The brain cells affected by alcohol are found in the hippocampus and other brain structures involved in advanced cognitive functions. Izumi and first author Kazuhiro Tokuda, MD, research instructor of psychiatry, studied slices of the hippocampus from the rat brain.

When they treated hippocampal cells with moderate amounts of alcohol, LTP was unaffected, but exposing the cells to large amounts of alcohol inhibited the memory formation mechanism.

"It takes a lot of alcohol to block LTP and memory," says senior investigator Charles F. Zorumski, MD, the Samuel B. Guze Professor and head of the department of psychiatry. "But the mechanism isn't straightforward. The alcohol triggers these receptors to behave in seemingly contradictory ways, and that's what actually blocks the neural signals that create memories. It also may explain why individuals who get highly intoxicated don't remember what they did the night before."

But not all NMDA receptors are blocked by alcohol. Instead, their activity is cut roughly in half.

"The exposure to alcohol blocks some NMDA receptors and activates others, which then trigger the neuron to manufacture these steroids," Zorumski says.

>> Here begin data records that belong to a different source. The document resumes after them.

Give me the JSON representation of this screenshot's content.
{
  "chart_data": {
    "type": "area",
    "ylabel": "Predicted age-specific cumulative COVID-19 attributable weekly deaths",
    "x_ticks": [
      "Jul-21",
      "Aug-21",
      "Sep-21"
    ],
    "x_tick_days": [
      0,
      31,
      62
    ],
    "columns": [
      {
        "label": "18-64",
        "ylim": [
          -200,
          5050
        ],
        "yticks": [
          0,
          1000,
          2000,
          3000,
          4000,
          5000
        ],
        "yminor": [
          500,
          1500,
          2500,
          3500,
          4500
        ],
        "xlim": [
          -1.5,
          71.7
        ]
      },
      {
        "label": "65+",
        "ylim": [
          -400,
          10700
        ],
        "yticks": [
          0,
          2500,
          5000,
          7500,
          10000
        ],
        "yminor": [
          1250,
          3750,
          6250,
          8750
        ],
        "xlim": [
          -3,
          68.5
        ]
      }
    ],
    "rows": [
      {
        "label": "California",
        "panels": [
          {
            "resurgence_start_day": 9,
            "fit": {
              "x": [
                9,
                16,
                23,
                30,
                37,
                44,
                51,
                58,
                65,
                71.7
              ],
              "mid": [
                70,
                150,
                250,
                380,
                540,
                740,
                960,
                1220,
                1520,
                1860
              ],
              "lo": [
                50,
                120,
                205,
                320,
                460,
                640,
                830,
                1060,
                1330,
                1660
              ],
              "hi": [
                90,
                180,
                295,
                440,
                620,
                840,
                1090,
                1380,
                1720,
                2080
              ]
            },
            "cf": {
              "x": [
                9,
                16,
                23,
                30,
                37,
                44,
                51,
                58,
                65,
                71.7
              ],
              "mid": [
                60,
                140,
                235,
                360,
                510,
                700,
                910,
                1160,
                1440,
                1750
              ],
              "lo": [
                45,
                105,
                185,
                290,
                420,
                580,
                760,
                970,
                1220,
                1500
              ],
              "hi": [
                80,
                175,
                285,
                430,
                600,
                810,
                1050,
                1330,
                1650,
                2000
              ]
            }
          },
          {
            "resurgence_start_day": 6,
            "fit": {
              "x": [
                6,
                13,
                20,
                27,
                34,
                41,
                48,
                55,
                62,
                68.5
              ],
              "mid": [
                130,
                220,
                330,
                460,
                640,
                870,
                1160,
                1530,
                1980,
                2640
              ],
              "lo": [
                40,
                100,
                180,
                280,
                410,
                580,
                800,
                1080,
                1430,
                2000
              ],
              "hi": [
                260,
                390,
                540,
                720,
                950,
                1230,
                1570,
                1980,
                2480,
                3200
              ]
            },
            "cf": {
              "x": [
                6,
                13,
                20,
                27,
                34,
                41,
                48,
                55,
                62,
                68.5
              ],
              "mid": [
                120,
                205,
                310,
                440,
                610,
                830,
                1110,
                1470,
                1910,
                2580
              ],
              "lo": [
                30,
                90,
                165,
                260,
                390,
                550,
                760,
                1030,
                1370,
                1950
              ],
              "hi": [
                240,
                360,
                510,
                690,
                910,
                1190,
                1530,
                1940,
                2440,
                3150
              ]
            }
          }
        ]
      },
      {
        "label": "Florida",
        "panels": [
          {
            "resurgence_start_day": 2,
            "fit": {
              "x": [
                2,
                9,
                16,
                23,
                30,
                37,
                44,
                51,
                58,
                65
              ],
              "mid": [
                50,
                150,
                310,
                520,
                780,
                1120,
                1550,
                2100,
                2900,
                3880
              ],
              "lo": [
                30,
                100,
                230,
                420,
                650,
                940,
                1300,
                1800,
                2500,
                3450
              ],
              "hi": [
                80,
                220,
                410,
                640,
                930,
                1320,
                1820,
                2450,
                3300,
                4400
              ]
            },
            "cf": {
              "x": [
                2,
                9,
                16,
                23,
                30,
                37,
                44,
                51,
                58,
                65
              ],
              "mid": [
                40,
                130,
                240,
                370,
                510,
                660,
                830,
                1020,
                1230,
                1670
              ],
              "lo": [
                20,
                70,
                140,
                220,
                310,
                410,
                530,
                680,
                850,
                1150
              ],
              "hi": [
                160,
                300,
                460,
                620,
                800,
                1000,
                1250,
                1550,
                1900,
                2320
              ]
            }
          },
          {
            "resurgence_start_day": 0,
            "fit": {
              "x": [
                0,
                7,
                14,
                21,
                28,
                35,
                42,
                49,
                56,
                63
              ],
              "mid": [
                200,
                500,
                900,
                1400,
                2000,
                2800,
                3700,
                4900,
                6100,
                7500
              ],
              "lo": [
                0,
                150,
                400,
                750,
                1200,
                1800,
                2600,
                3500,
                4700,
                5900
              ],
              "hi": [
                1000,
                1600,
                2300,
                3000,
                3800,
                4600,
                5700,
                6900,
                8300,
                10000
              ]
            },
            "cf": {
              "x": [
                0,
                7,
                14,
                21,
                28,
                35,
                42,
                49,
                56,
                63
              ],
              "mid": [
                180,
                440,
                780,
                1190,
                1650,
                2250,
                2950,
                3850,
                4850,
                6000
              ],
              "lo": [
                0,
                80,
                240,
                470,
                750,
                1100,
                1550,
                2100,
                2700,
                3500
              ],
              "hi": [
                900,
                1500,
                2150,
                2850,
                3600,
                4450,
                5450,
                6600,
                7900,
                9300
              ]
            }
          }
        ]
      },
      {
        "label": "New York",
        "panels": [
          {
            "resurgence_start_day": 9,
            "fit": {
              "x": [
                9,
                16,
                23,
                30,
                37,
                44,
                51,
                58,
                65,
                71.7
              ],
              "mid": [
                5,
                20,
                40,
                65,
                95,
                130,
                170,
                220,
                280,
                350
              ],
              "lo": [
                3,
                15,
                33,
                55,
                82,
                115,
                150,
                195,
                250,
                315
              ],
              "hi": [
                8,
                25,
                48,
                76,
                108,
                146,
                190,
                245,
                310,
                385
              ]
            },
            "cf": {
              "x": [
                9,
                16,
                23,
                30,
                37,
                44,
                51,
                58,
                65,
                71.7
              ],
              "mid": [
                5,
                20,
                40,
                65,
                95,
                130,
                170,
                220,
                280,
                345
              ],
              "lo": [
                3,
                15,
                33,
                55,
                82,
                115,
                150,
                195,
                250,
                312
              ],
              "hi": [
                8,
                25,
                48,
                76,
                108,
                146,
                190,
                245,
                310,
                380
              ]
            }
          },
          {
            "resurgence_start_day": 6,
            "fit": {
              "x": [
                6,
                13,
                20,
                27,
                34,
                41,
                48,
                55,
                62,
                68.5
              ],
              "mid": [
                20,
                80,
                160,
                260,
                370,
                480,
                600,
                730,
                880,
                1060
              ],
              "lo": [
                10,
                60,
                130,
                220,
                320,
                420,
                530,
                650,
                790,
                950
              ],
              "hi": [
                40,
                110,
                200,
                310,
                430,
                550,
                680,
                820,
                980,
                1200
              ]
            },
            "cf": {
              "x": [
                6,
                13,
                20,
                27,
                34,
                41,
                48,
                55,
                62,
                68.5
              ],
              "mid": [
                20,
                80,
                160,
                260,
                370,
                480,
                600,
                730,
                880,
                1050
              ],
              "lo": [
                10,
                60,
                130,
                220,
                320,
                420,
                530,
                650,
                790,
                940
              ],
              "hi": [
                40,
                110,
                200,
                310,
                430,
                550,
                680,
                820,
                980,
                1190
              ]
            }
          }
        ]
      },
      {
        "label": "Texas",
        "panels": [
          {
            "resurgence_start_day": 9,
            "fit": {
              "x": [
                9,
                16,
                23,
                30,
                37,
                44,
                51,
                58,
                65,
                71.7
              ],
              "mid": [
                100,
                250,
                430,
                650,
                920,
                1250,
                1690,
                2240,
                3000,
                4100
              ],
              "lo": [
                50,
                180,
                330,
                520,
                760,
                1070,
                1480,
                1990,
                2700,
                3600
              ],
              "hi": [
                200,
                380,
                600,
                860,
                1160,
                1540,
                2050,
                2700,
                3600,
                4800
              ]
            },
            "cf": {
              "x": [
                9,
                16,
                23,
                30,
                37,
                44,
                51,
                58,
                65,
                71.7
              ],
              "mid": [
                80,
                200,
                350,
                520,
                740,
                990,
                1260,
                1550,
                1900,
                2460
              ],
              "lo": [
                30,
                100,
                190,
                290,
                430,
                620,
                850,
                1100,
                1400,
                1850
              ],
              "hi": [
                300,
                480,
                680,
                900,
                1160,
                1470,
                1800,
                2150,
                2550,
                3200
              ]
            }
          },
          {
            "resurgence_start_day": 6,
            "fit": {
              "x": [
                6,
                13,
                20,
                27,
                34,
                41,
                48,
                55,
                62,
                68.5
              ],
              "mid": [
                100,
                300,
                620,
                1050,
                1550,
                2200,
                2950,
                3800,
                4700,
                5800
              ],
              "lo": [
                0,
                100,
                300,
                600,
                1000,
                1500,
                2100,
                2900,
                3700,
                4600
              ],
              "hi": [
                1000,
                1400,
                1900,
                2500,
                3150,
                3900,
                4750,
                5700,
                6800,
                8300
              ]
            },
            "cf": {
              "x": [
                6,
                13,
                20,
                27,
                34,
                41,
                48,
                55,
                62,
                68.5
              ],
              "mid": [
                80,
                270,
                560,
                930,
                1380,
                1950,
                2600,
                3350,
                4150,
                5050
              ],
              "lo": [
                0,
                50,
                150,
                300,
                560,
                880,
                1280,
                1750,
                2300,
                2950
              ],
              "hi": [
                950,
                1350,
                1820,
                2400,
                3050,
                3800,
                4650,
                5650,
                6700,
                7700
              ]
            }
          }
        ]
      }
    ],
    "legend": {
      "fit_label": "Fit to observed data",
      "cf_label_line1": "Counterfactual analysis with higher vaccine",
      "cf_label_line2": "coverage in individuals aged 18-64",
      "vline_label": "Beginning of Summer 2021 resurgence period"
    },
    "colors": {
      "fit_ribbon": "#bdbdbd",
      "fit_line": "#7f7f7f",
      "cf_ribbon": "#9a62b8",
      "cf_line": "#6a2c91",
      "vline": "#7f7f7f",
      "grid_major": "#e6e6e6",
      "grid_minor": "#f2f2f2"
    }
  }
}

The scientists point out that alcohol isn't causing blackouts by killing neurons. Instead, the steroids interfere with synaptic plasticity to impair LTP and memory formation.

"Alcohol isn't damaging the cells in any way that we can detect," Zorumski says. "As a matter of fact, even at the high levels we used here, we don't see any changes in how the brain cells communicate. You still process information. You're not anesthetized. You haven't passed out. But you're not forming new memories."

Who needs those embarassing memories of excessive alcohol consumption anyway?